FIG. 5 shows one such known combination drive in the form of a cross section. This combination drive is used, for example, for driving ink rollers in a printing mechanism. A linear motor 1, in the form of an external rotor, and a conventional rotating motor 2 are used in the drive. Both the linear motor and the rotating motor are in the form of synchronous motors with permanent-magnet excitation. The entire drive has two separate stators of different design, and two separate rotors of different design. However, the rotors are arranged on a common shaft.
One major disadvantage of the combination drive shown in FIG. 5 is that the entire rotor can move backwards and forwards only through a specific distance. This linear movement is fixed by the design for respective application. The drive can therefore be used only for that specific application. It is therefore not possible without changes to increase the linear movement without redesigning the motor. A further disadvantage is that the rotor cannot be removed from the motor in any desired manner for installation purposes.
A further disadvantage that has been found with the combination drive described above is that the two parts of the rotor must be designed differently.

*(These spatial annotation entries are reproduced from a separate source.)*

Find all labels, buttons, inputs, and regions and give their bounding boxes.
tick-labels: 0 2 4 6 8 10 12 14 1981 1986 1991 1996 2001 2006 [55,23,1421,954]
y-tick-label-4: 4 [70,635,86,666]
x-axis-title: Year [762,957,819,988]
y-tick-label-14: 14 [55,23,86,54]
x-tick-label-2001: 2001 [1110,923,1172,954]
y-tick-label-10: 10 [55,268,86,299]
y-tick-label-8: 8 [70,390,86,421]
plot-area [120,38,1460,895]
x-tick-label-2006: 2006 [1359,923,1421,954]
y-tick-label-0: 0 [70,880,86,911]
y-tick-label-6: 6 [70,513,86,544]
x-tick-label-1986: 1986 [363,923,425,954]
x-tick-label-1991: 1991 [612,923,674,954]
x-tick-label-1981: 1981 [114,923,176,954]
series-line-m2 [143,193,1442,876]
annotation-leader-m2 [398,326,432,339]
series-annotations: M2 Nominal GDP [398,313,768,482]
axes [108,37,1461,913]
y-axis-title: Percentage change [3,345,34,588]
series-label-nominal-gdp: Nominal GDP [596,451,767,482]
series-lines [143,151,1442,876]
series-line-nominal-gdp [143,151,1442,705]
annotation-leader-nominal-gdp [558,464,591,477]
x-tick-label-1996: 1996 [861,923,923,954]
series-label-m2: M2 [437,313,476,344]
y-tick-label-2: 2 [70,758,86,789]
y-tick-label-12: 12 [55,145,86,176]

For this reason, the two stators must be arranged at an appropriate distance apart, thus predetermining a certain motor length which is too large for certain applications, or results in problems.
So-called hybrid reluctance motors are known in principle in the field of drives. In this case, the forces or torques of the motors are produced both by means of variable reluctance and by means of permanent magnets. This is mentioned, for example, in the VDI Reports 1269 dated May 1996.
Furthermore, German patent application DE 10 2004 045992.4 discloses a synchronous linear motor with a secondary part without any permanent magnets. The windings are incorporated in the primary part, adjacent to which the permanent magnets are also arranged.